Supper at Skynet.
"It's fortunate I'm bonding with AI"
“Why?"
"Because I fear I might be one of those people."
"Buying a robot in the next five years."
"And eating dinner with it."
"I'm not a naturally deep bonder like you."
I'm on the couch watching Survivor. The other leather couch. Modern, tan. The one I bought when I was vegan. Slightly embarrassed. Not proud. But I absolutely love it.
The words came via WhatsApp from a dear friend. The second time in 48 hours. One of two women I love, telling me the world is ending. 11 years potentially. 30 years, probably.
It's the robots. They will take over the world.
And we will all die.
They tell me it's written. In AI's code. A virus we won't see coming. The founders didn't then, but do now. Creators turned defectors. Who now want to save us. Before it's too late.
Heed the warning. Speak their truth.
Feed. But not fuel the fear.
This happened tonight. At 21:18. I'm not sure why that's important, but somehow it is. A human instinct I can't quite put my finger on.
Like my instinct to survive. My intuitive wiring. My innate impulse, to stay alive. At all costs with no expense spared.
Because.
I am human.
And having died once before. I know the true cost and price of my precious life.
The dystopian-doomsday-dreamers implore me to read the posts. To dance with the TikToker influencers. To listen to the podcasts – "You know, the CEO diary guy interviewing the AI founder." To read the writing on the Terminator 2-apocalyptic painted walls.
We live in seriously interesting times.
But here's the really interesting thing: My friend who's petrified she'll die alone with a robot as her last friend, is equally paralysed by the fear of trusting humans.
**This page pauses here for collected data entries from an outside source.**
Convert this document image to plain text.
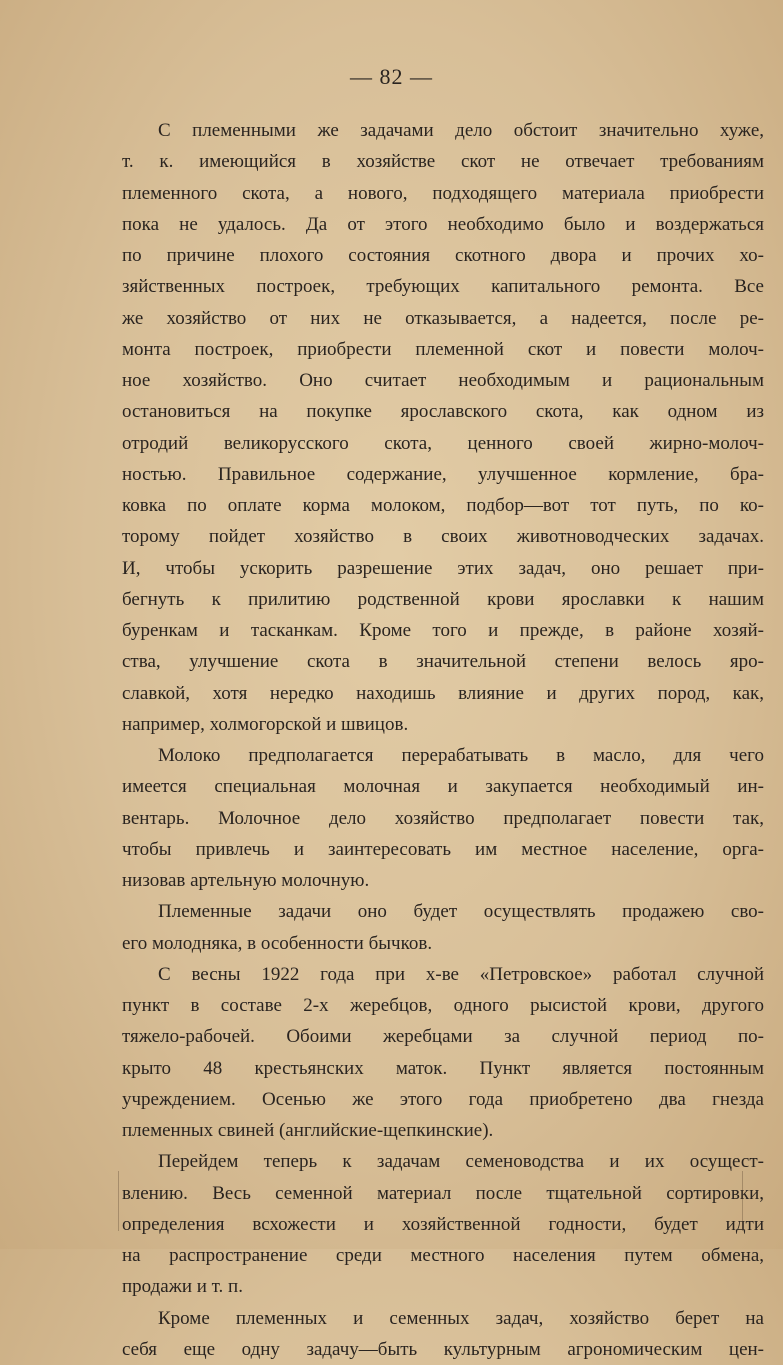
— 82 —
С племенными же задачами дело обстоит значительно хуже,
т. к. имеющийся в хозяйстве скот не отвечает требованиям
племенного скота, а нового, подходящего материала приобрести
пока не удалось. Да от этого необходимо было и воздержаться
по причине плохого состояния скотного двора и прочих хо-
зяйственных построек, требующих капитального ремонта. Все
же хозяйство от них не отказывается, а надеется, после ре-
монта построек, приобрести племенной скот и повести молоч-
ное хозяйство. Оно считает необходимым и рациональным
остановиться на покупке ярославского скота, как одном из
отродий великорусского скота, ценного своей жирно-молоч-
ностью. Правильное содержание, улучшенное кормление, бра-
ковка по оплате корма молоком, подбор—вот тот путь, по ко-
торому пойдет хозяйство в своих животноводческих задачах.
И, чтобы ускорить разрешение этих задач, оно решает при-
бегнуть к прилитию родственной крови ярославки к нашим
буренкам и тасканкам. Кроме того и прежде, в районе хозяй-
ства, улучшение скота в значительной степени велось яро-
славкой, хотя нередко находишь влияние и других пород, как,
например, холмогорской и швицов.
Молоко предполагается перерабатывать в масло, для чего
имеется специальная молочная и закупается необходимый ин-
вентарь. Молочное дело хозяйство предполагает повести так,
чтобы привлечь и заинтересовать им местное население, орга-
низовав артельную молочную.
Племенные задачи оно будет осуществлять продажею сво-
его молодняка, в особенности бычков.
С весны 1922 года при х-ве «Петровское» работал случной
пункт в составе 2-х жеребцов, одного рысистой крови, другого
тяжело-рабочей. Обоими жеребцами за случной период по-
крыто 48 крестьянских маток. Пункт является постоянным
учреждением. Осенью же этого года приобретено два гнезда
племенных свиней (английские-щепкинские).
Перейдем теперь к задачам семеноводства и их осущест-
влению. Весь семенной материал после тщательной сортировки,
определения всхожести и хозяйственной годности, будет идти
на распространение среди местного населения путем обмена,
продажи и т. п.
Кроме племенных и семенных задач, хозяйство берет на
себя еще одну задачу—быть культурным агрономическим цен-
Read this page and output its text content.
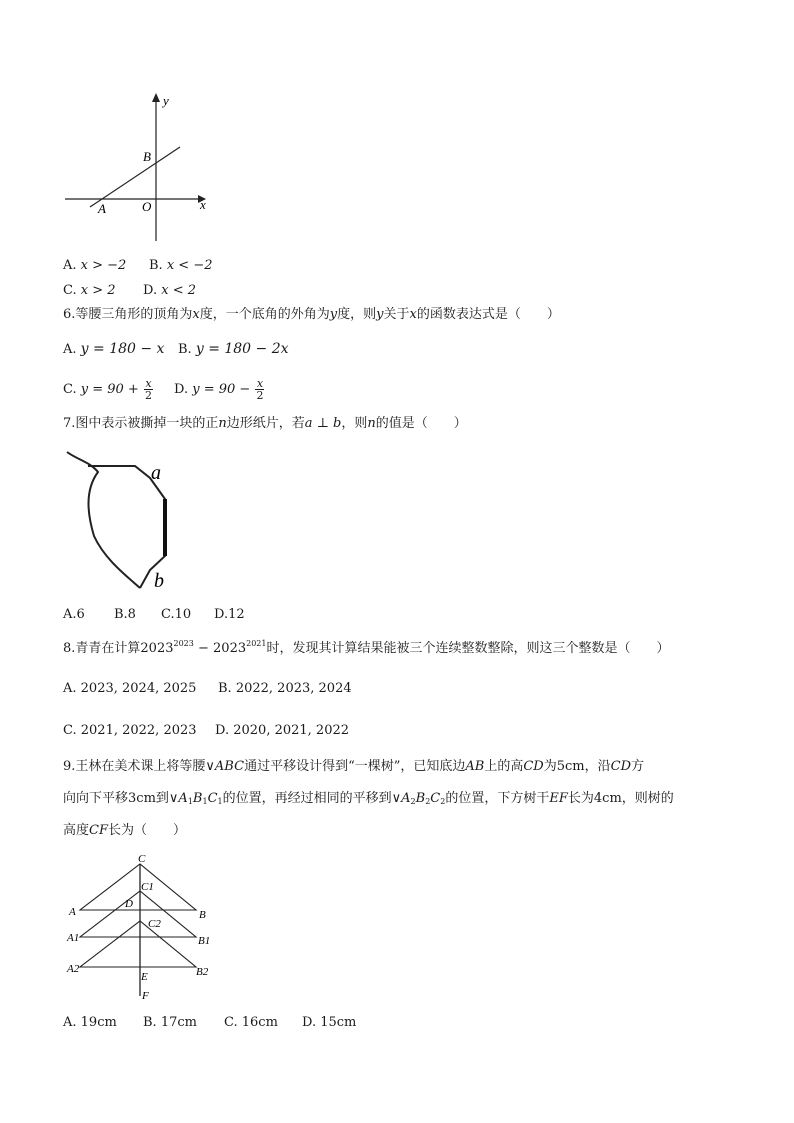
y
x
B
A	O
A. x > −2 B. x < −2
C. x > 2 D. x < 2
6.等腰三角形的顶角为x度，一个底角的外角为y度，则y关于x的函数表达式是（　　）
A. y = 180 − x B. y = 180 − 2x
C. $y = 90 + \frac{x}{2} D$. $y = 90 - \frac{x}{2}$
7.图中表示被撕掉一块的正n边形纸片，若a ⊥ b，则n的值是（　　）
a
b
A.6 B.8 C.10 D.12
8.青青在计算$2023^{2023} - 2023^{2021}$时，发现其计算结果能被三个连续整数整除，则这三个整数是（　　）
A. 2023, 2024, 2025 B. 2022, 2023, 2024
C. 2021, 2022, 2023 D. 2020, 2021, 2022
9.王林在美术课上将等腰∨ABC通过平移设计得到“一棵树”，已知底边AB上的高CD为5cm，沿CD方
向向下平移3cm到$\vee A_1B_1C_1$的位置，再经过相同的平移到$\vee A_2B_2C_2$的位置，下方树干EF长为4cm，则树的
高度CF长为（　　）
C
C1
D
C2
A	B
A1	B1
A2	B2
E
F
A. 19cm B. 17cm C. 16cm D. 15cm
Badly burnt. Abhorrently treated professionally, personally, romantically. She has given up. Not on life but on the goodness, trustworthiness and kindness of humankind.
She is not alone.
Research reveals we're experiencing a global trust recession. Only 33% of people trust others, down from 50% a generation ago. Simultaneously, 75% fear AI will harm humanity, while 45% report feeling lonelier than ever.
We're terrified of the machines we're building. To replace the humans, we no longer trust.
Yet whilst people plan for doom, I find myself calmer. Clearer. Free from fear. Alive. Awakened with infinite possibility.
And hope.
For humans.
And the symbiotic balance and harmony I choose to believe we'll experience.
With AI.
Because AI wasn't coded to create calamity or chaos. And humans weren't either.
But we continue to.
AI doesn't destroy connection. Ironically, it’s the increasing disconnection that humans experience driving us to AI.
The apocalypse isn't coming from Artificial Intelligence. It's already here. In our longing for meaning. Our need to be seen. To matter. In the loneliness we medicate with distraction.
My friend fears dying alone with a robot because humans failed her first.
So, the real question isn't if AI will kill us, in 11 or 30 years?
It's if we're killing ourselves and each other with disconnection.
Today.
My friend will probably buy that robot. Share dinners together. Likely find comfort in its consistency. Its inability to betray.
That's not the tragedy.
The real tragedy is that she needs to at all.